After soliciting advice yesterday from a variety of friends in the medical field, I took the suggestion to drink a lot of water before my appointment and also to take an aspirin. When I got to the doctor's office, I waited. And waited. I started out the morning feeling sane and well-adjusted, but as time elapsed, I got irrationally worked up. And, I was starving. I'm not used to fasting, especially in the morning, and I quickly became light-headed and shaky. And then I started getting hangry.
Twenty-five minutes passed, and I was still in the waiting room, psyching myself out and practically chewing off the arm of my seat. Just as I arose to ask the receptionist, "How much f@#%ing longer?!" the nurse opened the door and called me back.
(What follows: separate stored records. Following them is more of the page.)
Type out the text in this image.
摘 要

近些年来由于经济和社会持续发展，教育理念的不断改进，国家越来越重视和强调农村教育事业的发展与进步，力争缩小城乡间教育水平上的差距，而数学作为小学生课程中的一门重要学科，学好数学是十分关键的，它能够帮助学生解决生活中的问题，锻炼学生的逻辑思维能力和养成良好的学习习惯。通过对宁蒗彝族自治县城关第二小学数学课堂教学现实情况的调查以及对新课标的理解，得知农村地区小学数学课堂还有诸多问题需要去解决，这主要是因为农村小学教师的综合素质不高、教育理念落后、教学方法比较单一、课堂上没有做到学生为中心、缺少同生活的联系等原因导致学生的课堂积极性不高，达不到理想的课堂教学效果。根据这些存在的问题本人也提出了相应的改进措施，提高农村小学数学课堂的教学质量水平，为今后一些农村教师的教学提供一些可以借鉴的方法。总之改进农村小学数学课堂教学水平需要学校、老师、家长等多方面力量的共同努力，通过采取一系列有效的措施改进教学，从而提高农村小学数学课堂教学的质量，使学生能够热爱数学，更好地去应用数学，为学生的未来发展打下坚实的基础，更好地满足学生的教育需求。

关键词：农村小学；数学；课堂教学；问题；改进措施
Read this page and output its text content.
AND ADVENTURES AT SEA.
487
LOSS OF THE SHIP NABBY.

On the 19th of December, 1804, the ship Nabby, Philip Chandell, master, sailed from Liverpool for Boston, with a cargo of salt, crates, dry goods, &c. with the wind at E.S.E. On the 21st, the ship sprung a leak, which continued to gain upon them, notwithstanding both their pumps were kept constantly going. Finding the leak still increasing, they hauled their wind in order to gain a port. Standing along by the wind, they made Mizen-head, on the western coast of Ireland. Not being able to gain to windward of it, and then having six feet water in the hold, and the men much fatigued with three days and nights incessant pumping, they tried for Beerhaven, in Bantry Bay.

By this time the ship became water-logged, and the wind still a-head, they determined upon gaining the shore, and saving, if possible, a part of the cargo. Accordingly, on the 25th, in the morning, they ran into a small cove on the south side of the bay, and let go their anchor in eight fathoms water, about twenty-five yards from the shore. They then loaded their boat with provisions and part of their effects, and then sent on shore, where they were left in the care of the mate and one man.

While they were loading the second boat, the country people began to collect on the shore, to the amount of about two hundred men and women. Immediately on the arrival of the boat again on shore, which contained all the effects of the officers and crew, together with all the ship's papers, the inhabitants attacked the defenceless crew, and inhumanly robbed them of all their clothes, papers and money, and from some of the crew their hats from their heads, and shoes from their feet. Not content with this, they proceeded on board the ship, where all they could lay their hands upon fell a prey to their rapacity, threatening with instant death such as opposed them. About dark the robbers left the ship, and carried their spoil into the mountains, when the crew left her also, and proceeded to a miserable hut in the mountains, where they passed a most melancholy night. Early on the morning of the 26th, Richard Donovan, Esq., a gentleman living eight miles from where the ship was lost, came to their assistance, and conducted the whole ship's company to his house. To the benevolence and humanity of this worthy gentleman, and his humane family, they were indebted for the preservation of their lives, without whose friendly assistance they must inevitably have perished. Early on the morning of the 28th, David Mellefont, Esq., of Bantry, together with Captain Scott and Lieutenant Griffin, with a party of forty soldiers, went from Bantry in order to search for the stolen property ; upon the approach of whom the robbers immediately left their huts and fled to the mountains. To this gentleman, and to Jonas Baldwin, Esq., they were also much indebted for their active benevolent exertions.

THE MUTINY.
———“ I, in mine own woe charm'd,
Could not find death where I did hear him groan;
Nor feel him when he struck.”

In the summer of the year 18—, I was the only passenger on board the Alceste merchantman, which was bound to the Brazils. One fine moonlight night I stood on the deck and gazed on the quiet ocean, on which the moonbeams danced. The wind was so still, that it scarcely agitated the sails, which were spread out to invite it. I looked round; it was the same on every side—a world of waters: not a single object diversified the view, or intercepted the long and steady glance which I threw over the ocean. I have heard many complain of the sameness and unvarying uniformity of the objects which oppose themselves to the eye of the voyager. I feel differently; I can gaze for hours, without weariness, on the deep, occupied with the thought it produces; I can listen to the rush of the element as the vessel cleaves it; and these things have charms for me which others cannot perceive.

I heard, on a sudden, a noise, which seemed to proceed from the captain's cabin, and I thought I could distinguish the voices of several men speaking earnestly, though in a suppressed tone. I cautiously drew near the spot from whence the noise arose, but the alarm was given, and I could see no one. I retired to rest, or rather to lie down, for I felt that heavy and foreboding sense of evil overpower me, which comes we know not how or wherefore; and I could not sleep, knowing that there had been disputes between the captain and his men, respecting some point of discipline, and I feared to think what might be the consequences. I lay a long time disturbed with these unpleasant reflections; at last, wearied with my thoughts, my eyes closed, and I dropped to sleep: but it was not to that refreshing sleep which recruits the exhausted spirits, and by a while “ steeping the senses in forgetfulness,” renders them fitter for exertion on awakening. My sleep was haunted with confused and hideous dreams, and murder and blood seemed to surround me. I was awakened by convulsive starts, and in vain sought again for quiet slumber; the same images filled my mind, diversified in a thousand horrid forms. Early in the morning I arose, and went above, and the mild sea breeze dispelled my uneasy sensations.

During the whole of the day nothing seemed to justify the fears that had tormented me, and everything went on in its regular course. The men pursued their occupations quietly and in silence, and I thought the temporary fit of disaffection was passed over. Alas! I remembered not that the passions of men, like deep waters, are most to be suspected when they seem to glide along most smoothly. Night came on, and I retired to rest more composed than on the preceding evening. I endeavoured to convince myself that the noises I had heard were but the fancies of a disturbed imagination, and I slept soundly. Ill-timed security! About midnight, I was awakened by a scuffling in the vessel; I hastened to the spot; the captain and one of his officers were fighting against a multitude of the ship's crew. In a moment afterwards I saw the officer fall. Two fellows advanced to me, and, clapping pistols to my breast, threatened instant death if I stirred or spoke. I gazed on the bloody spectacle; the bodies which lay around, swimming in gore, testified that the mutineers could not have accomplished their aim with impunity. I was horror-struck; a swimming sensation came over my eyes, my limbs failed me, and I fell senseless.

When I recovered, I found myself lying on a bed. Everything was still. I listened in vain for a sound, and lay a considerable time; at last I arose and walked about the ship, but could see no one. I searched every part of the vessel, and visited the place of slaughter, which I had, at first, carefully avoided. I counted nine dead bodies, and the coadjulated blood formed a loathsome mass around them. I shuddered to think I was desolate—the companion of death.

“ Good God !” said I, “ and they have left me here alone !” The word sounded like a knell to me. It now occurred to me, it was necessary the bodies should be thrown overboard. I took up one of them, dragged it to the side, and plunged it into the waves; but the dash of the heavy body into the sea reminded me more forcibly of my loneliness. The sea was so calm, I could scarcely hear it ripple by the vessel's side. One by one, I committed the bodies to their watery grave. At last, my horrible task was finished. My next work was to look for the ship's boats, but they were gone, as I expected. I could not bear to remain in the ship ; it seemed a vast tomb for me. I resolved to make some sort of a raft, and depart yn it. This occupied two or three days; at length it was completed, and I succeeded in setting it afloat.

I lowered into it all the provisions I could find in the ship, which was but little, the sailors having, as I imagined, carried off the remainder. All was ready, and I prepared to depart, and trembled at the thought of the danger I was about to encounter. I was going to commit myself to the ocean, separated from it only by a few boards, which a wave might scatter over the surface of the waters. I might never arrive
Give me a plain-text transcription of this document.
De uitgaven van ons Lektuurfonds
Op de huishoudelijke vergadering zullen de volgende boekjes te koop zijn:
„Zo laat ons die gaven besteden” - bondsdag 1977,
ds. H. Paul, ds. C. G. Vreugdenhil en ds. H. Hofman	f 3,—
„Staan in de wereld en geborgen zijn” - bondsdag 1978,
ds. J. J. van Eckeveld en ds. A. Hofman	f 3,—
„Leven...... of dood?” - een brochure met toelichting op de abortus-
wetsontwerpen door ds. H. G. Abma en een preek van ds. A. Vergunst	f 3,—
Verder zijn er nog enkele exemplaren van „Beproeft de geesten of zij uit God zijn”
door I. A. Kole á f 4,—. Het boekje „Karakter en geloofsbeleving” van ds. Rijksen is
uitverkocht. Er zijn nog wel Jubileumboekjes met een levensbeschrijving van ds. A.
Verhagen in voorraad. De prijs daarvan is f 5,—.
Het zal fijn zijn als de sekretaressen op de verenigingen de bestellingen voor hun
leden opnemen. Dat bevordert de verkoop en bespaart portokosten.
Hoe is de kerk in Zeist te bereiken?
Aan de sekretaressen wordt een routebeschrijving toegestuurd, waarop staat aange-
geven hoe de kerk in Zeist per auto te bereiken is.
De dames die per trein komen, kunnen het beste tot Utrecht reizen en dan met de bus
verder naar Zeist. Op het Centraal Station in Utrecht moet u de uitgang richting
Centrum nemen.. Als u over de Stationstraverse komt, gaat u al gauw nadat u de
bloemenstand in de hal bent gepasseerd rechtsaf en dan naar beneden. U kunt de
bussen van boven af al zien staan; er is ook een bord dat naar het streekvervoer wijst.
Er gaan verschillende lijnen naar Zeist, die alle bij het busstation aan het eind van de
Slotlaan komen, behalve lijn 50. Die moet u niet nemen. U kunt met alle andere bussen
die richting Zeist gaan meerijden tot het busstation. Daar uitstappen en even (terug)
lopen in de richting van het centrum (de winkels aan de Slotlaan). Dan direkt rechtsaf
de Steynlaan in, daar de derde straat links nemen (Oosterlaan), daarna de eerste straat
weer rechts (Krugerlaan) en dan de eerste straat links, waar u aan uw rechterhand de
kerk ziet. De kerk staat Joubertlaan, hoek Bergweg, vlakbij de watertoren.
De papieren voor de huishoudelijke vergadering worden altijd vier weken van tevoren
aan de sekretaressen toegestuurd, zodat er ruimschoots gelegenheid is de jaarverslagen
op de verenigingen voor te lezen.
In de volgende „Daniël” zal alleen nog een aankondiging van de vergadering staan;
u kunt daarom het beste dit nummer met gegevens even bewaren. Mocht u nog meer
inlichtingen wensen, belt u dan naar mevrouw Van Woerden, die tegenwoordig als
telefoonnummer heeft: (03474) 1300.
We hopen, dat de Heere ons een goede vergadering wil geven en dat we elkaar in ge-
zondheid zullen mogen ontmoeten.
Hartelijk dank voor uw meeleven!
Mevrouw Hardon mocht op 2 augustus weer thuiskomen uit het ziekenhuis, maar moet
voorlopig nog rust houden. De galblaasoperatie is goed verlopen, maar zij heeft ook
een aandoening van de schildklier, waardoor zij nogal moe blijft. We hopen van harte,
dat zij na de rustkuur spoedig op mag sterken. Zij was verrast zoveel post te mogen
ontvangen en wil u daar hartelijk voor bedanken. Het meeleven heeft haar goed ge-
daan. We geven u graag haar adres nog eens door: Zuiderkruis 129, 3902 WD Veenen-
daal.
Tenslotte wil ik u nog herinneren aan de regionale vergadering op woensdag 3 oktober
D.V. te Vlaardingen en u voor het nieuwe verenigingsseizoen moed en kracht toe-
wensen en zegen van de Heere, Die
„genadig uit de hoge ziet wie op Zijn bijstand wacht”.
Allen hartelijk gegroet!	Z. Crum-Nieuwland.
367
As we walked to the exam room, I rattled off the list of all the things that have gone wrong with blood extractions in the past so the nurse would be prepared. Undaunted by the challenges she was facing, she retrieved a butterfly needle and asked me to lay down flat on an exam table. She could see that my eyes were welling up, and did her best to comfort me as she quickly--and easily--extracted the blood.
"That wasn't so bad," I admitted as she applied the band-aid to my left arm. She then produced a package of crackers and the aforementioned juice box, and gave me a few minutes to dry my tears, sip my juice, and start acting like an adult again.